DETECT – Detecting IOCs on Kubernetes for fun and profit

executive summary

Falco and SideKick are open source tools which act as senors to monitor for indicators of compromise on your Kubernetes platform. The tools are officially part of The Cloud Native Computing Foundation (CNCF). If your looking for a low-cost yet effective way to put sensors on your Kubernetes environment, then with a bit of testing and partnership with your Application teams you can build a nice detective security control.

Natively Falco can provide Syslogs and gRPC which can be forwarded to your existing SIEM. Additionally, Sidekick enables you to integrate into many other upstream services.

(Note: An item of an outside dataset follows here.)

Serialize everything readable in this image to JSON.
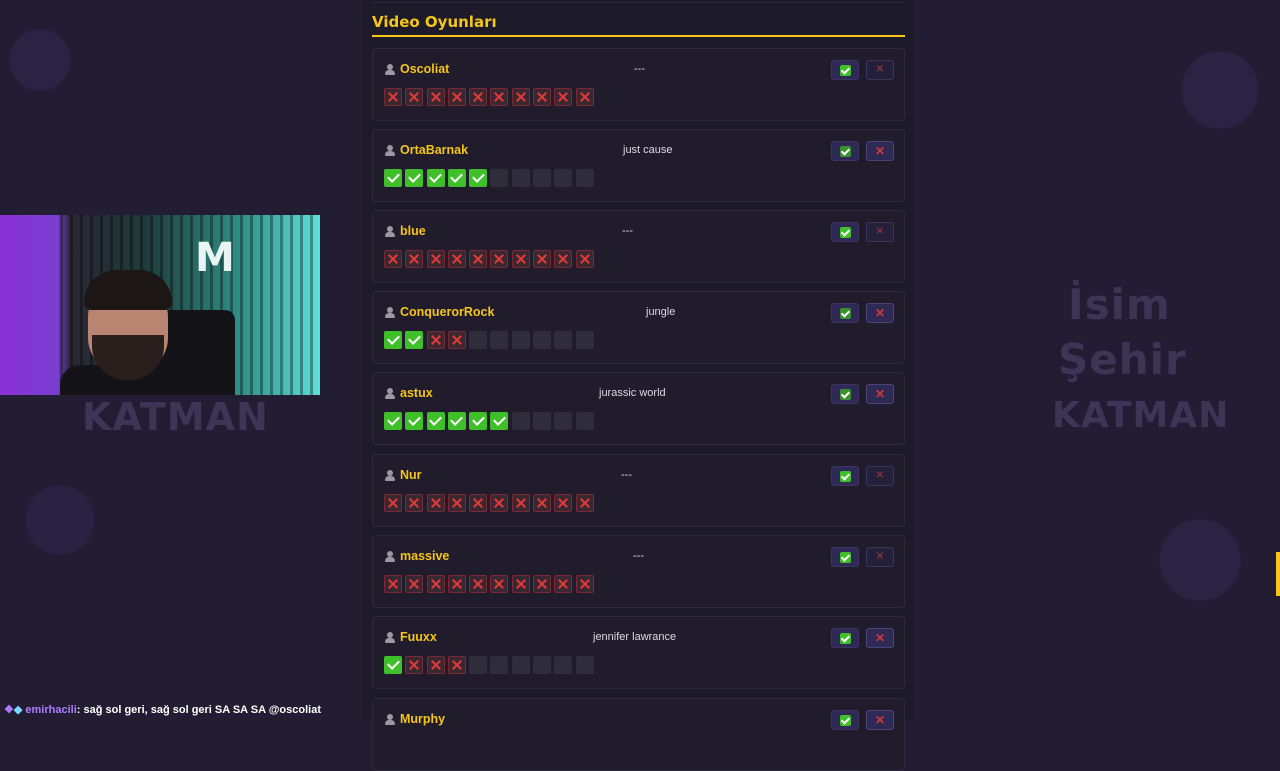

At the time of this writing, SideKick enables integration with the following external services.

Slack
Rocketchat
Mattermost
Teams
Datadog
Discord
AlertManager
Elasticsearch
Loki
NATS
STAN (NATS Streaming)
Influxdb
AWS Lambda
AWS SQS
AWS SNS
AWS CloudWatchLogs
AWS S3
SMTP (email)
Opsgenie
StatsD (for monitoring of falcosidekick)
DogStatsD (for monitoring of falcosidekick)
Webhook
Azure Event Hubs
Prometheus (for both events and monitoring of falcosidekick)
GCP PubSub
GCP Storage
Google Chat
Apache Kafka
PagerDuty
Kubeless
OpenFaaS
WebUI (a Web UI for displaying latest events in real time)

Alerts can then be tuned for higher risk activity using many free / community provided open source rules much like SNORT etc. etc. A generic reference architecture might look similar to the following …

What can Falco detect?

Falco can detect and alert on any behavior that involves making Linux system calls. Falco alerts can be triggered by the use of specific linux system calls, their arguments, and by properties of the calling process.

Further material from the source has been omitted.